A novel bi-material negative stiffness metamaterial in sleeve-type via combining rigidity with softness

Negative stiffness metamaterials (NSM) can dissipate mechanical energy repeatedly based on a snap-though mechanism. However, this mechanism is only effective when many NSM cells are arranged in series or such cell is assembled with a spring. Limits of the mechanism bring a challenge to improve the energy dissipation capacity of the NSM. Here, a novel bi-material NSM in sleeve-type (BMST-NSM) is designed which can dissipate mechanical energy even if the metamaterial is only composed of one negative stiffness cell. The quasi-static loading?unloading experiment is conducted to investigate the characteristics of BMST-NSMs; a multilinear model is presented to characterize the load?displacement curve of BMST-NSMs; and the finite element method (FEM) is used to study the characteristic of strain distribution in BMST-NSMs. Research results show that BMST-NSM can be tailored to be recoverable or multi-stable through parameter design. BMST-NSMs are also tested under different loading speeds and high cyclic loading, which shows that the recoverable BMST-NSM is of good reusability and energy dissipation ability. Moreover, it indicates that BMST-NSM can exhibit a high energy absorption capability within a certain limited displacement range.
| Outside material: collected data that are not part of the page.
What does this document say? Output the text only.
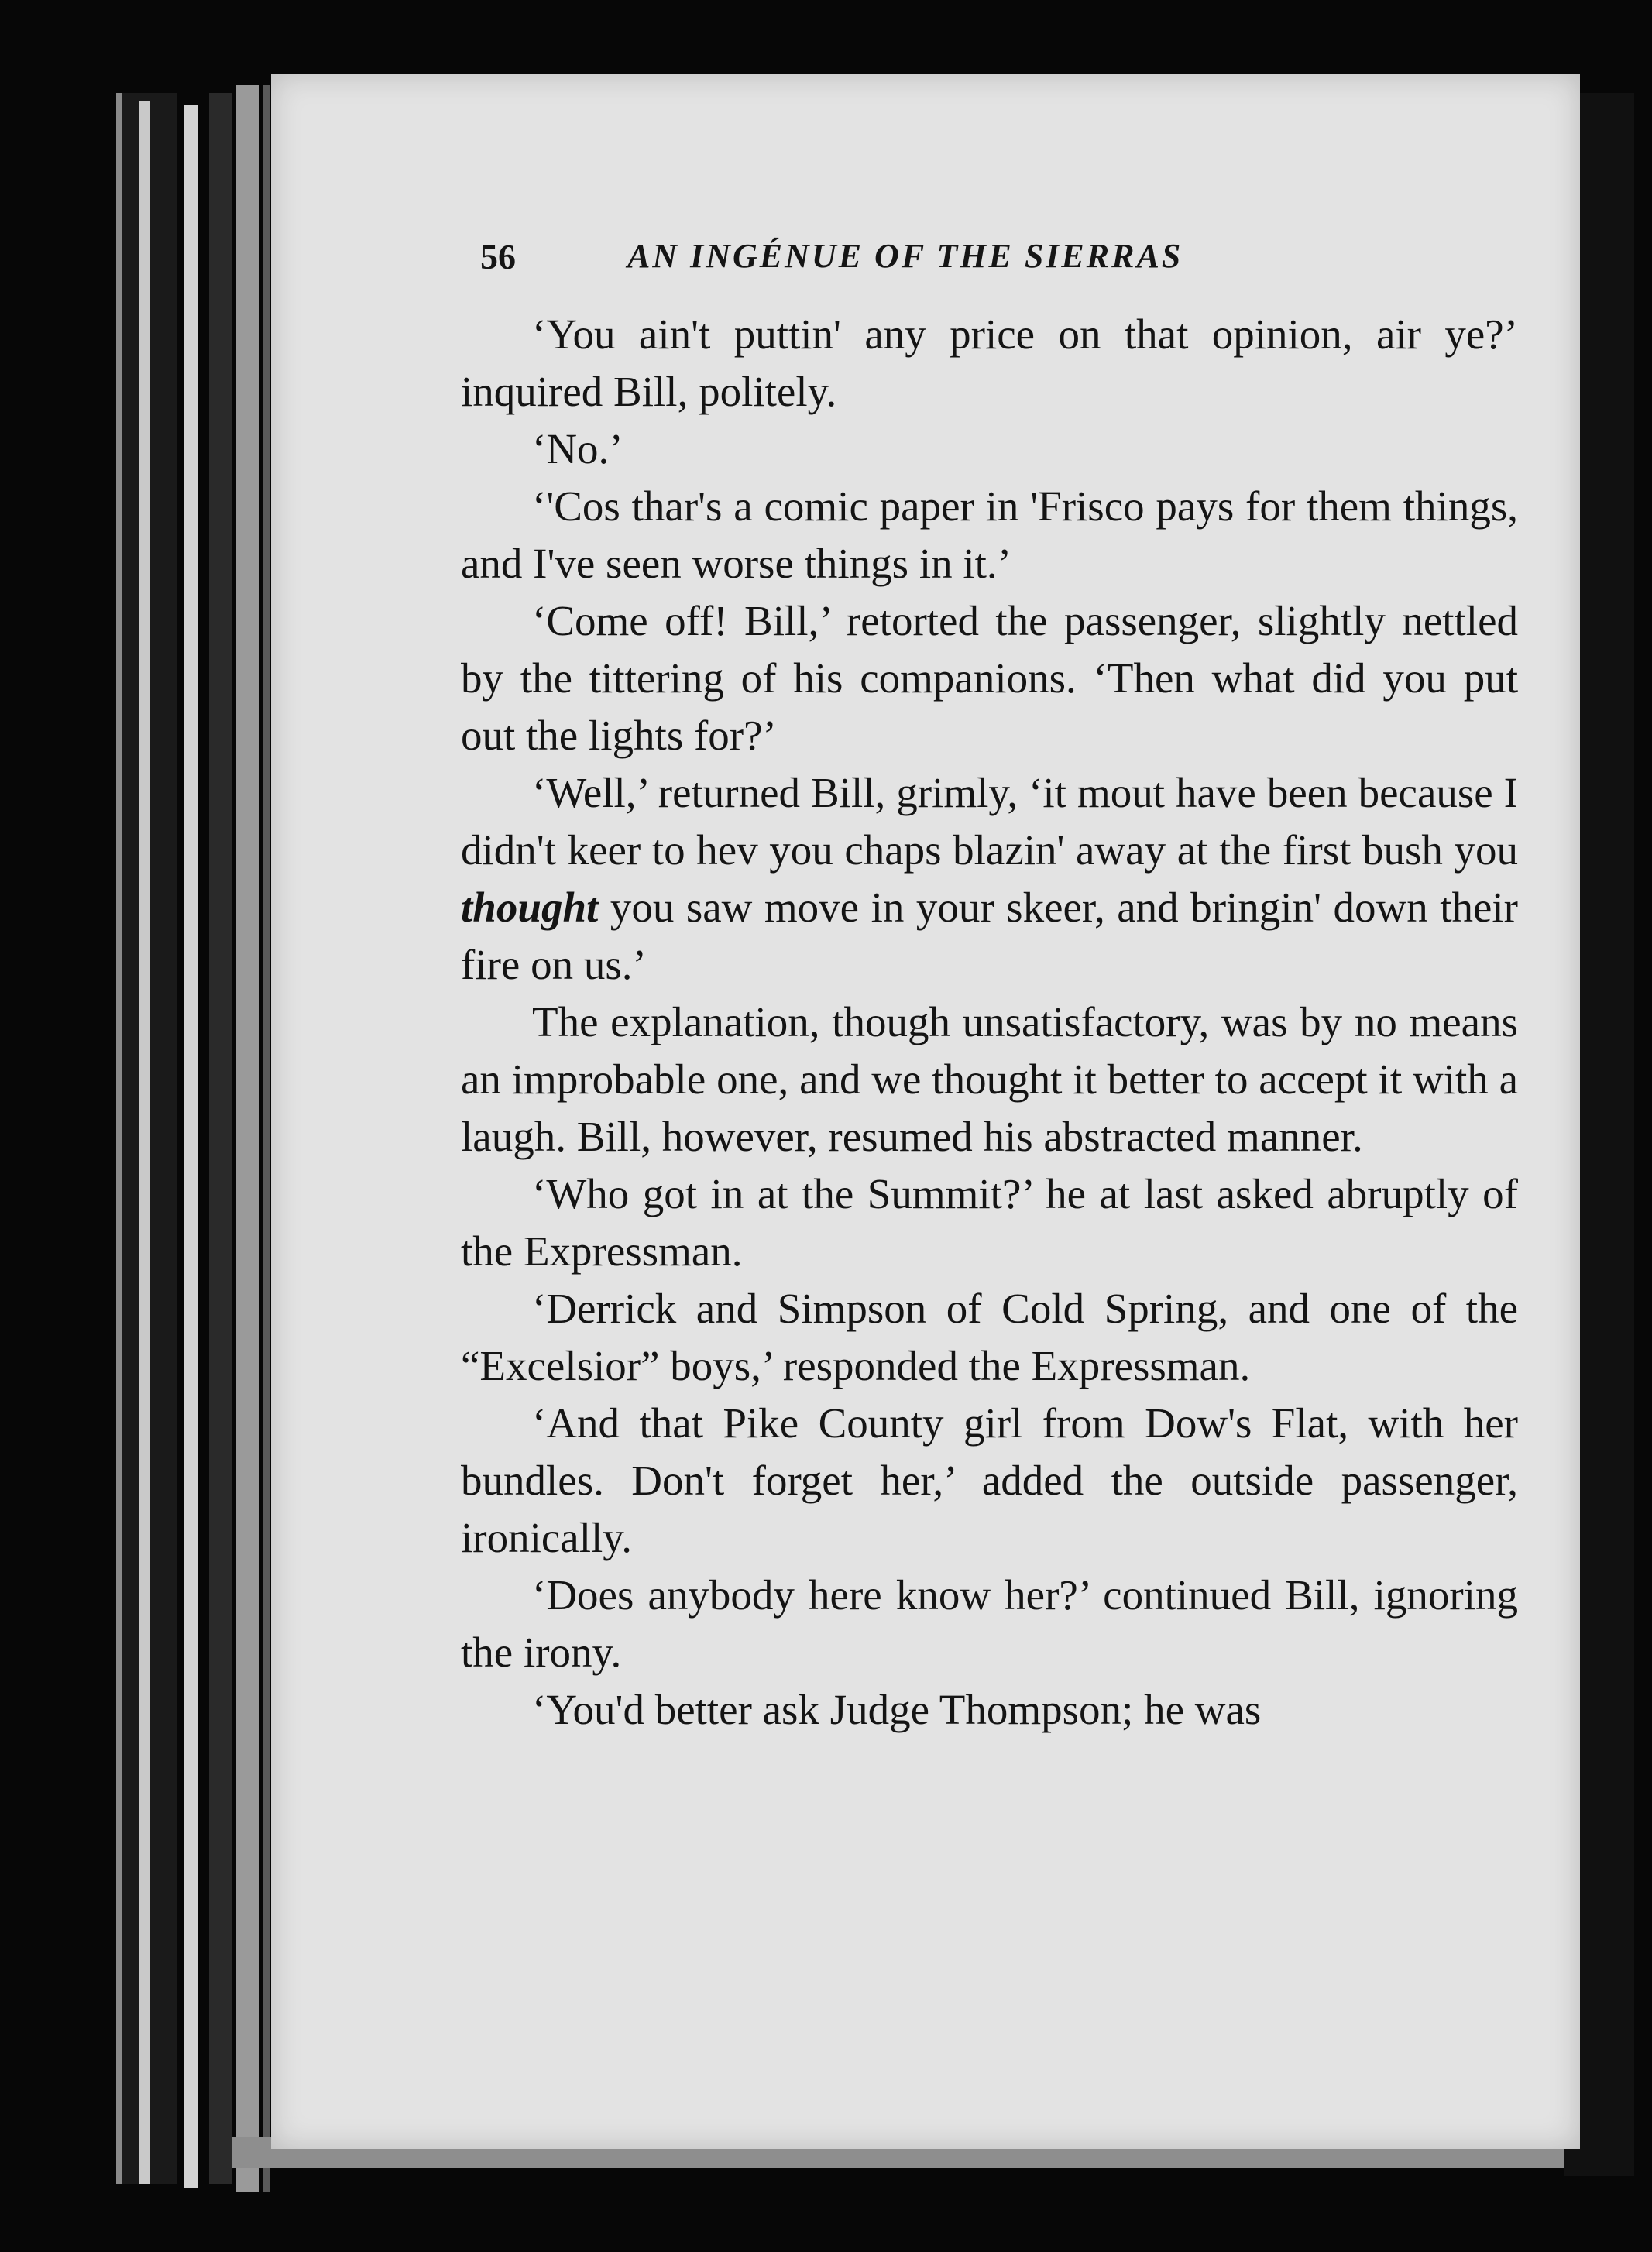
56	AN INGÉNUE OF THE SIERRAS

‘You ain't puttin' any price on that opinion, air ye?’ inquired Bill, politely.

‘No.’

‘'Cos thar's a comic paper in 'Frisco pays for them things, and I've seen worse things in it.’

‘Come off! Bill,’ retorted the passenger, slightly nettled by the tittering of his companions. ‘Then what did you put out the lights for?’

‘Well,’ returned Bill, grimly, ‘it mout have been because I didn't keer to hev you chaps blazin' away at the first bush you thought you saw move in your skeer, and bringin' down their fire on us.’

The explanation, though unsatisfactory, was by no means an improbable one, and we thought it better to accept it with a laugh. Bill, however, resumed his abstracted manner.

‘Who got in at the Summit?’ he at last asked abruptly of the Expressman.

‘Derrick and Simpson of Cold Spring, and one of the “Excelsior” boys,’ responded the Expressman.

‘And that Pike County girl from Dow's Flat, with her bundles. Don't forget her,’ added the outside passenger, ironically.

‘Does anybody here know her?’ continued Bill, ignoring the irony.

‘You'd better ask Judge Thompson; he was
The presented BMST-NSM has great prospects in low ultra-low frequency vibration isolation and energy dissipation in impacting protection.

Automated summary

Negative stiffness metamaterials (NSM) have the capability to repeatedly dissipate mechanical energy, but typically require multiple cells arranged in series or assembled with a spring. A novel bi-material NSM in sleeve-type (BMST-NSM) is introduced, which can dissipate energy even with just one negative stiffness cell, and can be tailored to exhibit recoverable or multi-stable behavior through parameter design. Through testing, it has been demonstrated that BMST-NSM shows good reusability, energy dissipation ability, and high energy absorption capability within a limited displacement range, making it promising for low ultra-low frequency vibration isolation and impacting protection applications.